Ukrainian commanders knew they would soon face another attack.

But according to the Modern War Institute at West Point, “Russia has been unable to demonstrate that it can effectively integrate new forces into damaged formations or create cohesive teams from ad hoc groups of scattered unit remnants. .”

Russia is now “suffering from a severe battlefield leadership deficit while trying to fight a costly, protracted conflict with a pickup squad of replacements,” The institute evaluates.

But there are other systemic issues.

The Ukraine conflict has seen Russian forces gradually try to move away from reliance on battalion tactical groups (BTGs), a combined arms formation that has proven vulnerable to the Ukrainian conflict. Their Achilles heel: lack of infantry and reconnaissance.

The lack of everyone within the BTGs in the advance to Kiev a year earlier was one of the reasons the campaign stalled and failed. Russian forces were too weak to attack.

This vulnerability is exacerbated by a cultural culture that values ​​obedience over initiative.

In the words of a recent study by European Council on Foreign Relations“The inadequate training and incompetence of Russian military personnel – combined with the strict chain of command in which they operated, which left officers unable to act on their own initiative – meant that they advanced deep into enemy territory. were unable to coordinate.”

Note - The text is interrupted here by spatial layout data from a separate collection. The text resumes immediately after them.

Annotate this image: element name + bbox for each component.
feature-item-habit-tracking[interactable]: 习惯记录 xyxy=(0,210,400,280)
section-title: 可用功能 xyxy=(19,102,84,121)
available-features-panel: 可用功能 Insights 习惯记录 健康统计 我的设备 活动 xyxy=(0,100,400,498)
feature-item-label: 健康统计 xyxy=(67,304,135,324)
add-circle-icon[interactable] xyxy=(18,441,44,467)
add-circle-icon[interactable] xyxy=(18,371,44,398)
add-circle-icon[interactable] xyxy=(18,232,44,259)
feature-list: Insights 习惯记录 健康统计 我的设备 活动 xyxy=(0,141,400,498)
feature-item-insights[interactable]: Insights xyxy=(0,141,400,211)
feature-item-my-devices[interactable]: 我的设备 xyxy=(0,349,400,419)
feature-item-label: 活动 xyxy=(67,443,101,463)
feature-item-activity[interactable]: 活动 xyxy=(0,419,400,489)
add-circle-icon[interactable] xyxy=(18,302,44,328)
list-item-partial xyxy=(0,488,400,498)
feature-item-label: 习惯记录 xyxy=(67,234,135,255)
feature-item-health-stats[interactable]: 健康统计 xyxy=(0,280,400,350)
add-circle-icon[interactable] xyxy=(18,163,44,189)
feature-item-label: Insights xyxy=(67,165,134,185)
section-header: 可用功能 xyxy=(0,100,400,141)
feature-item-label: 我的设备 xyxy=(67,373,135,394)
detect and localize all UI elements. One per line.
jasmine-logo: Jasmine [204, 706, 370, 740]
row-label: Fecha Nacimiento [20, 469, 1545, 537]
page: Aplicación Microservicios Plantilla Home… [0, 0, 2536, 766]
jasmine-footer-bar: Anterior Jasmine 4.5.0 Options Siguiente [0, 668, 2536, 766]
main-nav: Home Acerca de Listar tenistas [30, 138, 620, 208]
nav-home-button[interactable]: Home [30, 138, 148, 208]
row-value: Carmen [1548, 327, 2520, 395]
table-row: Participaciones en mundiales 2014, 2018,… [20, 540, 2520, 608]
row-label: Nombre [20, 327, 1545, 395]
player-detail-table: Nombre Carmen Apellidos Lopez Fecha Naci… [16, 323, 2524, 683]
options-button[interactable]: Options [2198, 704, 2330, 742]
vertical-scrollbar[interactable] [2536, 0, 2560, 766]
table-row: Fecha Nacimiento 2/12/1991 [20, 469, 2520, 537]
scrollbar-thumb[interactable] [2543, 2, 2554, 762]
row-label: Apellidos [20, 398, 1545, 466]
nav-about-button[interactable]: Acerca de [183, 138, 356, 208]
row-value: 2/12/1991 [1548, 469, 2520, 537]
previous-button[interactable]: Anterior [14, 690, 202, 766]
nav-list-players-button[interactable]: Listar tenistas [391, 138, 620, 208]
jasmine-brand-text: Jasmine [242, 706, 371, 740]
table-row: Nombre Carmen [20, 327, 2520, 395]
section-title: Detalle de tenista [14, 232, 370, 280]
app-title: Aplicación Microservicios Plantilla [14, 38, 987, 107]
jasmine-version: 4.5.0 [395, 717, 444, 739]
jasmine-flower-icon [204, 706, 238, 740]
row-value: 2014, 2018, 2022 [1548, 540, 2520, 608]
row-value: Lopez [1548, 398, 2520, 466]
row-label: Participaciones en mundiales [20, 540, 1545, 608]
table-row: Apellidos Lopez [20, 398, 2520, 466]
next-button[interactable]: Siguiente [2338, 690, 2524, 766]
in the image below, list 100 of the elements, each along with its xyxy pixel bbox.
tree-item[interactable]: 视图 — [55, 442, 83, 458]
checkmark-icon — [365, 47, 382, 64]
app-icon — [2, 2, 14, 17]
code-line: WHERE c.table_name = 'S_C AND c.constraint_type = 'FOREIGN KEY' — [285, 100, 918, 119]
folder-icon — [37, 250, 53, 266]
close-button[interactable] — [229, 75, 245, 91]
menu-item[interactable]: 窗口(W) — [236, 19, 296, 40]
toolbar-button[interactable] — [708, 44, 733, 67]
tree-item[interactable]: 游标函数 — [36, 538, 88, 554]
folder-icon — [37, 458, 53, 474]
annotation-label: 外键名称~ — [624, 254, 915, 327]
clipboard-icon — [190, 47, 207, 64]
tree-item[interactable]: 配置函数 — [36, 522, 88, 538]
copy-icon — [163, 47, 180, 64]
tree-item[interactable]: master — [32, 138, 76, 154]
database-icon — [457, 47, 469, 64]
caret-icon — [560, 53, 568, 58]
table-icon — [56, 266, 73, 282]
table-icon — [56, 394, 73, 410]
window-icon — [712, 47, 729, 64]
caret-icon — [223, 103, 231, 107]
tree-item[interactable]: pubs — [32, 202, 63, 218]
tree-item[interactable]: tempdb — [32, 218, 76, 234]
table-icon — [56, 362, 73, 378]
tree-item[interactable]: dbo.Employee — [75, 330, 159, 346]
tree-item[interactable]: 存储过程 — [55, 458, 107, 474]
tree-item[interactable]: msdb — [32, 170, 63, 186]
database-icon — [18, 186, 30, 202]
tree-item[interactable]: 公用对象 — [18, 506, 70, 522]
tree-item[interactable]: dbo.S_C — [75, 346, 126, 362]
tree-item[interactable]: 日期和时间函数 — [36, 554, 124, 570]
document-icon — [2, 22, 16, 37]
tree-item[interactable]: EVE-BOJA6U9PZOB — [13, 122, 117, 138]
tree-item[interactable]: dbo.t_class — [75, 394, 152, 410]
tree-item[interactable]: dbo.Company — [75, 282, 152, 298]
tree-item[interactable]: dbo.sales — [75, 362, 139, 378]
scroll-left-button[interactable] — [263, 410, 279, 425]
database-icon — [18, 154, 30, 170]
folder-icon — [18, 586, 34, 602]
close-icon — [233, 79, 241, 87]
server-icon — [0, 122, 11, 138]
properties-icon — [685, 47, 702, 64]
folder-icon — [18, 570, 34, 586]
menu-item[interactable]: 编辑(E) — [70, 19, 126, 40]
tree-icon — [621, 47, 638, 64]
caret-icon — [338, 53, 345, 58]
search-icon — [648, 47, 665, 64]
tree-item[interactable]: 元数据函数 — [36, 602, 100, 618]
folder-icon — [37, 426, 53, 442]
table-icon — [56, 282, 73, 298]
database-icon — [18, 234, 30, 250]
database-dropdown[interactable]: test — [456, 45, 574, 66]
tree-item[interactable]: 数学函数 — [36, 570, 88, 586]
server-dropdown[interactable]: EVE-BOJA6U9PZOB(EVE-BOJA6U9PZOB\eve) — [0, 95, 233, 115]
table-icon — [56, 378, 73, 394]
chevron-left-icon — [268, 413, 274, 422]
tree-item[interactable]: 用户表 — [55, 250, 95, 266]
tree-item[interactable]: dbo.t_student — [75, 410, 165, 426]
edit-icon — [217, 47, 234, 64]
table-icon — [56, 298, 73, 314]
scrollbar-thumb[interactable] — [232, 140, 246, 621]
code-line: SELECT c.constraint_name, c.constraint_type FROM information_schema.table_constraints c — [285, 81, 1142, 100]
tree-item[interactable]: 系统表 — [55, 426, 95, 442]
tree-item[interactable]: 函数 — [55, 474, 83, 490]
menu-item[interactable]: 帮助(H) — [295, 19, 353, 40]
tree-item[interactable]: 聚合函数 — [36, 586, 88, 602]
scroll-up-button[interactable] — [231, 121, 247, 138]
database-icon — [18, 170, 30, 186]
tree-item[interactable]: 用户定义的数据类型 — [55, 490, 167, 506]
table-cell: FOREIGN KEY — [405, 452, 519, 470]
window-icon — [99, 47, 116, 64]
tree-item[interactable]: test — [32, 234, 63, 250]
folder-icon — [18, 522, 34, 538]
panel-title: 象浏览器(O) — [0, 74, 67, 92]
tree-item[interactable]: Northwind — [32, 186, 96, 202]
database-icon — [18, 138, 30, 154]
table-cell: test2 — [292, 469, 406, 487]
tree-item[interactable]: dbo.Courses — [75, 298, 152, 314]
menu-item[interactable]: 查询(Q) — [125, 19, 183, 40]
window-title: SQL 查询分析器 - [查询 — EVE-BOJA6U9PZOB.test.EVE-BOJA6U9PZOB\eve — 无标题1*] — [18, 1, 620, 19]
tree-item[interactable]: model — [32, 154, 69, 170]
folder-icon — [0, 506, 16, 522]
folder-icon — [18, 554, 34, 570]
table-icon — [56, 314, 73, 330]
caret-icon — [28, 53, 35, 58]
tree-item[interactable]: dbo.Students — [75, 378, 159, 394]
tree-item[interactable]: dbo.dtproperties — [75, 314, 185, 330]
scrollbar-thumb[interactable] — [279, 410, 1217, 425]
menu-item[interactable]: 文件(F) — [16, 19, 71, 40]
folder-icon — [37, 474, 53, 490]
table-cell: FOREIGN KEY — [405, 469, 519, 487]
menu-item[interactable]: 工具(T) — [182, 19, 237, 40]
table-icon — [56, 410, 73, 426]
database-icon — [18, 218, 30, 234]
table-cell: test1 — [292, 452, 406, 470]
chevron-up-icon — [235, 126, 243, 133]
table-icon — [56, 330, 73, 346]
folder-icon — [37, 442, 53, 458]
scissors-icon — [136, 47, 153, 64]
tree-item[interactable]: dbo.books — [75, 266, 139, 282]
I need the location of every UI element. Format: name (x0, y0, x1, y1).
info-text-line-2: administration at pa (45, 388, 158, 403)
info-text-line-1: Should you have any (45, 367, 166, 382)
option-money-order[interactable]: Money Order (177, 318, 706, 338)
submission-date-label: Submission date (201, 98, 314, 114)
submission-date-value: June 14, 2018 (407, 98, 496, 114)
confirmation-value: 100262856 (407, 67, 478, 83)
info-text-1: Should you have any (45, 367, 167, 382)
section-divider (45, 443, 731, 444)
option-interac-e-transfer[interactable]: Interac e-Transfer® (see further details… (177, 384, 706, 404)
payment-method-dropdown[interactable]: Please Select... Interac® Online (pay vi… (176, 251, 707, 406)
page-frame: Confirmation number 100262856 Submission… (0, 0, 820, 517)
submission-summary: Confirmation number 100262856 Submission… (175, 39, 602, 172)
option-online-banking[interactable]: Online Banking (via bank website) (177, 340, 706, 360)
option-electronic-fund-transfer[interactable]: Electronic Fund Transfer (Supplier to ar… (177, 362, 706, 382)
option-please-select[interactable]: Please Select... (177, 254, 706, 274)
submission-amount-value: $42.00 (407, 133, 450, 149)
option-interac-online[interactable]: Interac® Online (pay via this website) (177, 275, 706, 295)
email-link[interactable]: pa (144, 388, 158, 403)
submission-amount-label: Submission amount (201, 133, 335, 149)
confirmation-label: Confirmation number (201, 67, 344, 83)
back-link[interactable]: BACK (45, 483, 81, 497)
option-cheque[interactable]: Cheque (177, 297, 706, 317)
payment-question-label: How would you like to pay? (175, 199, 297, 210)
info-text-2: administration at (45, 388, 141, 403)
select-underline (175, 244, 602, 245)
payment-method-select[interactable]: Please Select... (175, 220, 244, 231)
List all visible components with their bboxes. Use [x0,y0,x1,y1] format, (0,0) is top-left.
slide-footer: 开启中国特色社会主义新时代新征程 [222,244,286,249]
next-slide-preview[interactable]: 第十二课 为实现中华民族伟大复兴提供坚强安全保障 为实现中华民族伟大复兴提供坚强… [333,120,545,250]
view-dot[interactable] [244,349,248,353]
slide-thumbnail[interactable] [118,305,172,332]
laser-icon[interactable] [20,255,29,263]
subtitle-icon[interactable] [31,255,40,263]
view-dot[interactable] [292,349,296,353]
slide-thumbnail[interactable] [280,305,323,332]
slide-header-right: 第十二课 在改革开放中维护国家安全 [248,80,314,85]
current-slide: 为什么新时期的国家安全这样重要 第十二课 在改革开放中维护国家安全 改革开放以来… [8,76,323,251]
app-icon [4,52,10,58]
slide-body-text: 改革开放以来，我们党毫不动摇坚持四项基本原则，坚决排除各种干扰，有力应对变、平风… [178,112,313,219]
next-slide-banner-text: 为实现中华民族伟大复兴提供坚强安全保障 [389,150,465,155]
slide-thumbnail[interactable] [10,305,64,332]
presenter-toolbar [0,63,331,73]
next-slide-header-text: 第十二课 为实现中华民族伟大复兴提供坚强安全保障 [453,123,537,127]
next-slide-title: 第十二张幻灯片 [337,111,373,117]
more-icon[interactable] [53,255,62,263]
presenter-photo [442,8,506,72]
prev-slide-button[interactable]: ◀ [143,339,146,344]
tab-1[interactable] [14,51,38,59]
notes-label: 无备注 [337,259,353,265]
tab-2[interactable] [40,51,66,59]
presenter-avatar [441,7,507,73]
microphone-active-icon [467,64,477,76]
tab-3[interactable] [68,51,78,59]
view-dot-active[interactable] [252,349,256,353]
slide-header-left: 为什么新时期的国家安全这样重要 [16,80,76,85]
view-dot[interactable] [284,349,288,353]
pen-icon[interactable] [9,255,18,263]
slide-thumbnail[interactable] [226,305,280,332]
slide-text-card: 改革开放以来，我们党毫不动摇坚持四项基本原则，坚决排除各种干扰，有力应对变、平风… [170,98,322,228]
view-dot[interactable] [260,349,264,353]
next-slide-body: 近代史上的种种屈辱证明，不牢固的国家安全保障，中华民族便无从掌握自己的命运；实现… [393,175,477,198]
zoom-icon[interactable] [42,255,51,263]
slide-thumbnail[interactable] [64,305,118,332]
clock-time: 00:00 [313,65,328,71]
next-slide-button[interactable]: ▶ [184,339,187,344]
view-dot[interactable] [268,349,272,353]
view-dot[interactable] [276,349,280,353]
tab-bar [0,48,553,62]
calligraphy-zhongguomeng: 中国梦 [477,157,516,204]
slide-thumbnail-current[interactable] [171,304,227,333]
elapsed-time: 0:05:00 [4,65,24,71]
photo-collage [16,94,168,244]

As Rob Johnson wrote in the US Army War College Quarterly: “Basic combat skills (such as alertness, logistical management, and moving into the field strategically to avoid casualties) were poor, and evidence of a significant lack of discipline suggests.”

Such deficiencies do not heal overnight. And rebuilding structures and structures in the middle of fighting a war is not ideal, but even less so when there is a shortage of competent mid-level commanders. The loss of a colonel and lieutenant colonel adds to Russian woes.

A Ukrainian APC moves towards frontline positions near Bakhmut on Saturday, March 4.

Soldiers of the Ukrainian Assault Brigade enter a command bunker as they await orders to fire a British-made L118 105mm howitzer at a Russian trench near Bakhmut on March 4, 2023.

The Modern War Institute says that Russia has “responded to the battlefield conflicts in Ukraine by reverting to its old model of fielding a large conscript force.” “In some ways it reflects the tension between Russia’s pursuit of a technologically advanced method of warfare and its long-standing bias for simple, rigid mass.”

That hardened mass has certainly taken a heavy toll on Ukrainian units over the past few months, and some Ukrainian commanders have questioned the wisdom of sticking with both Soledar and Bakhmut.

But even if the Russian flag is raised over the ruins of Bakhmut, it may be a pyrrhic victory.

As Mick Ryan writes: “If the Russians capture Bakhmut, they are seizing the wreckage. It is a city of minimal strategic importance, with almost no infrastructure to support an occupying force. That the Russians have invested so much in its capture speaks to their poor strategy in this war. ”

On top of that, they have exhausted the men and materials that were badly needed when the Ukrainians retaliated in the coming months.